As to volunteering, whomever he works with has probably already noticed issues, but as long as he doesn’t behave inappropriately, art might be one thing he holds on to for some time. Yes, he should address his decline with them. It doesn’t need to be some in-depth discussion, but address it. When I mentioned it to my husband’s employees & others, they were already aware of it, but “didn’t want to bring it up”. They told me things he was doing that I had no idea about. Let him volunteer as long as he is able to, but find an alternative to him driving.
Personally I think keeping him involved and active for as long as possible will do him more good than anything.
Art therapy is also good for people with dementia so it is possible that by doing this he may be helping himself in the long run.
Let me ask you a few questions...
What made you or made him suspect something and go for testing?
The reason why I ask is very often others notice a change sooner than immediate family. It is possible that the other volunteers and the teacher he assists noticed subtle and maybe not so subtle changes for a while.
I have often said that it is like one of those pictures that you see from a distance and it looks like any other picture but when you look at it closely you see that it is made up of hundreds of other pictures. Dementia is like that it is not until we put all the little things together, all the mistakes, the forgetting a word, making a wrong turn, forgetting a name and when you put it all together you see that there has been "something wrong" for a while, sometimes years.
If your husband is comfortable talking about what is going on ask him how he wants to handle it.
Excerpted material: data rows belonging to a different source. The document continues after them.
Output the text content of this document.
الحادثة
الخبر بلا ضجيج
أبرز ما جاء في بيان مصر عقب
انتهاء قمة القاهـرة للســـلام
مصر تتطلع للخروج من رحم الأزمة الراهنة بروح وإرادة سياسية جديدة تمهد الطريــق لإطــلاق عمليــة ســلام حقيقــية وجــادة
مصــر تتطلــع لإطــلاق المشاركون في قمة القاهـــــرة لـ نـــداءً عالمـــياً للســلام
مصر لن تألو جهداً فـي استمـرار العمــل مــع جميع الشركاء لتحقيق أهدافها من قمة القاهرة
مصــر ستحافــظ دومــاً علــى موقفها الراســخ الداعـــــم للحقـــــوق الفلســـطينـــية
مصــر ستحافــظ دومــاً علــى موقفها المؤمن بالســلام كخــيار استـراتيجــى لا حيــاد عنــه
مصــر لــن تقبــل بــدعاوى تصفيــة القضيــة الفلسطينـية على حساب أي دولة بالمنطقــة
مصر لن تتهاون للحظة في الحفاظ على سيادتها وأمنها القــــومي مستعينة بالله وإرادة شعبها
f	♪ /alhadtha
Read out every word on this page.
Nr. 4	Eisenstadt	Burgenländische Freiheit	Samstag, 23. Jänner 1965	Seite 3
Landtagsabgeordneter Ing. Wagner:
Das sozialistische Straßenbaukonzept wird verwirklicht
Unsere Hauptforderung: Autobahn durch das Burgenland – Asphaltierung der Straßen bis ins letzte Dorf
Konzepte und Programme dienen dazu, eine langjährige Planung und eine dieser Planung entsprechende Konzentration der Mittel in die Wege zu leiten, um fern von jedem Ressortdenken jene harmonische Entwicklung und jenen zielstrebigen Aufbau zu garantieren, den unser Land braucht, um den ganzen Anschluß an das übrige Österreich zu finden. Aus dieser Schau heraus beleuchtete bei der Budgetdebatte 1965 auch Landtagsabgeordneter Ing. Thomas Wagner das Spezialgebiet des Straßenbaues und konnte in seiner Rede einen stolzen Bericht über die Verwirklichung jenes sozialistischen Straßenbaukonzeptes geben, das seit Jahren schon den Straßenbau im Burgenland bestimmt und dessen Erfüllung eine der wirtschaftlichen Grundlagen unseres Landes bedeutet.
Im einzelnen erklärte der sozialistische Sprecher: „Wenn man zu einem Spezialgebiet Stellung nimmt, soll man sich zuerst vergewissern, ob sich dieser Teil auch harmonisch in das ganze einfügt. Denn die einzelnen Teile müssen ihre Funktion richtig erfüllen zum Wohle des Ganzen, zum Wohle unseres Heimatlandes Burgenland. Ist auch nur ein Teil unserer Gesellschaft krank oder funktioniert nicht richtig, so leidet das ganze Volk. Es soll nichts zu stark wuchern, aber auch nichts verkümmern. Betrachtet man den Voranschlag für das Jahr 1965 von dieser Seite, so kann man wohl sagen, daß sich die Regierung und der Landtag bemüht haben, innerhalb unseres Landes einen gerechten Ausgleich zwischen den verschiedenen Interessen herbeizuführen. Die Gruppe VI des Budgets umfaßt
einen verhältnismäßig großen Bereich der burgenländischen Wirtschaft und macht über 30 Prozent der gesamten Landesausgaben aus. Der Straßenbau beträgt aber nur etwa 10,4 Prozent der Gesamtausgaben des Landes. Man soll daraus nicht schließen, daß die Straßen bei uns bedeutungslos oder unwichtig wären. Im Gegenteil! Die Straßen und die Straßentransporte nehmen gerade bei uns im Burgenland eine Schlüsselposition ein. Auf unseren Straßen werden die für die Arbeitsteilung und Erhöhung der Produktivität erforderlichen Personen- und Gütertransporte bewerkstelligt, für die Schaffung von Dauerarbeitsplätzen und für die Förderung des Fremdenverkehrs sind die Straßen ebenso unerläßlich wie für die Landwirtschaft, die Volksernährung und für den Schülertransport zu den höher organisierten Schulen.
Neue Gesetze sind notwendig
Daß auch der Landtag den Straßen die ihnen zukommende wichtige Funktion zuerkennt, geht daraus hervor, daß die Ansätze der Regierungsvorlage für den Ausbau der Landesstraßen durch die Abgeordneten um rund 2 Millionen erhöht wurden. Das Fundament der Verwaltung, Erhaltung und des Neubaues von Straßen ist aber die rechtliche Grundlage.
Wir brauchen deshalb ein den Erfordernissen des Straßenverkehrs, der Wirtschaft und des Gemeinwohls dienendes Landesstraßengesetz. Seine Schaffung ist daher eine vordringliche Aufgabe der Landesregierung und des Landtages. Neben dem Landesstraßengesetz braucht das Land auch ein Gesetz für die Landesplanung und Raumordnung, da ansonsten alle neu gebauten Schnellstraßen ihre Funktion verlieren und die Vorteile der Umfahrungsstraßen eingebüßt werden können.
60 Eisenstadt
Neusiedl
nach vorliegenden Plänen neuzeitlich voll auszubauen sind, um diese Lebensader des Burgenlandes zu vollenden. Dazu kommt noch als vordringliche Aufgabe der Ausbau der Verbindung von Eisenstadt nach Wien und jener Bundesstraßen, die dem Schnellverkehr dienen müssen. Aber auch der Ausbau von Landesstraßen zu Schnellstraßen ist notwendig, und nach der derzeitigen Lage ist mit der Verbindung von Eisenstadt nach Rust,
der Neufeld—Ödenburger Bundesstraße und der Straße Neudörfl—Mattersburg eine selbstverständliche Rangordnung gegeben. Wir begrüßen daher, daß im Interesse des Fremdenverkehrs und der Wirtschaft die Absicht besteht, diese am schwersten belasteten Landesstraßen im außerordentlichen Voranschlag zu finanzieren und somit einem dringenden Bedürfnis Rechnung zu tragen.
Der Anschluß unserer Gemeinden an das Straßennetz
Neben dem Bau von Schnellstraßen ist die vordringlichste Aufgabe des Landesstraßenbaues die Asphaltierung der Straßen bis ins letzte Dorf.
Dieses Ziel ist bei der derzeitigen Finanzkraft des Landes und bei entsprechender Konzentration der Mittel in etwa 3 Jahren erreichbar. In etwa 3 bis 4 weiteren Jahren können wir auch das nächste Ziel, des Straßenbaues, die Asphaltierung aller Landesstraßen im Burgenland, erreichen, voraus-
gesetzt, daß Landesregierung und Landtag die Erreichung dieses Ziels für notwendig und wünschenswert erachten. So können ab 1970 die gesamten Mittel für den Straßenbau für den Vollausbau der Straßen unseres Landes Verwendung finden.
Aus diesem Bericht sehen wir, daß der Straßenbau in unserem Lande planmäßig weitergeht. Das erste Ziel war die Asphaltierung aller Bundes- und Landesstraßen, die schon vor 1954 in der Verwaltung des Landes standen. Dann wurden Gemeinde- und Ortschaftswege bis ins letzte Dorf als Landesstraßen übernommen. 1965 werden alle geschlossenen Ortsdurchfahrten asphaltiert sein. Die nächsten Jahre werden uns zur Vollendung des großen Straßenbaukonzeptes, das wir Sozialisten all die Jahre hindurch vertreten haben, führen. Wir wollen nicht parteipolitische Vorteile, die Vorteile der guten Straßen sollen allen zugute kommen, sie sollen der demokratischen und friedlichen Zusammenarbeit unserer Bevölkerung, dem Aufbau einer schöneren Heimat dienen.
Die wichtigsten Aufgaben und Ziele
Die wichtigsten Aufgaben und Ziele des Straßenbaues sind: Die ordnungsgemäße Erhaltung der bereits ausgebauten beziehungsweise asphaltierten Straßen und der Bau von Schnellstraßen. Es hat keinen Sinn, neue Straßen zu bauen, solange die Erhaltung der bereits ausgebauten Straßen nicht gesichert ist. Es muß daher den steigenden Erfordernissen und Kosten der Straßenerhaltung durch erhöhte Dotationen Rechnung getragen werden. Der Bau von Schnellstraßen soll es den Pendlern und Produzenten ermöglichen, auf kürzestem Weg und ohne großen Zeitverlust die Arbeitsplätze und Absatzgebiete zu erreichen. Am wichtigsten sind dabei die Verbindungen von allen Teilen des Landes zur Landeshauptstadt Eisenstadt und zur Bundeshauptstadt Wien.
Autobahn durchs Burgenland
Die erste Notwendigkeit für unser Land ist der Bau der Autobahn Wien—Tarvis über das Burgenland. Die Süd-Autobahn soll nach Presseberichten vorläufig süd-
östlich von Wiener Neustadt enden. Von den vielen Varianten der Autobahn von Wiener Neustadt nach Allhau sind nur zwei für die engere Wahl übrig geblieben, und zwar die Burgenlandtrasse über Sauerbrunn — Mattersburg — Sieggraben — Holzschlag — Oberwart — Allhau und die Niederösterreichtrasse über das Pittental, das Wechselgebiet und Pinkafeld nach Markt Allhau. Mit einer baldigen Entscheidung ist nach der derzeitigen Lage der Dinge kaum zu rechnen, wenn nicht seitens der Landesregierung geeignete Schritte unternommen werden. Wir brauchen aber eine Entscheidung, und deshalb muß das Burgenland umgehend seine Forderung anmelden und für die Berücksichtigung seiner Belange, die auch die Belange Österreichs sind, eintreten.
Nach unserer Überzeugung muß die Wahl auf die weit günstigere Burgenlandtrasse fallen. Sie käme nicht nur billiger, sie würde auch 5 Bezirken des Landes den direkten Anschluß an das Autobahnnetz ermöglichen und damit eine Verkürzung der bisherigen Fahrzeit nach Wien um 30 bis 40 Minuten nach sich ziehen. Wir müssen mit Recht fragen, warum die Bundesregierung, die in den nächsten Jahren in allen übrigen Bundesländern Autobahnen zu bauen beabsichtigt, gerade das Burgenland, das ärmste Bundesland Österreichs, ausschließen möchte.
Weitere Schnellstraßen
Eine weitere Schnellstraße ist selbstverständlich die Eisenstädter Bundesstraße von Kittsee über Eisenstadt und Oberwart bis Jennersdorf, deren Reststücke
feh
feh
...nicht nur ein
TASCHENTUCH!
I find that kids are VERY understanding, more so than some adults. When little kids used to ask why my Husband was making noises, or why he was sad (his noises sounded sad) I would ask them if they had any friends in school that had Autism. They would say yes. I would then ask if they made noises or had a blanket or toy they kept, or if they did other things that other kids did not do. They would all say yes. I then said my Husband did the same thing. The noises were a way for him to comfort himself, to calm himself down because sometimes when he was out with me he would get nervous.
They all got it. They were happy with the answer, they just wanted to make sure he was not sad.
You have to know your husband and how the dementia will effect him and his personality. That will change as he declines.
Side note...
Next appointment should be with Elder Care Attorney make sure you are protected and he is as well if something should happen to you.
And if he is a Veteran contact your local Veterans Assistance Commission and find out what benefits he may qualify for.
I worked at an spca for a decade. They loved old people for, well, potential donor dollars. The old people, the hard line autistic, Down’s syndrome were all allowed to volunteer until they became a problem with staff on behavior.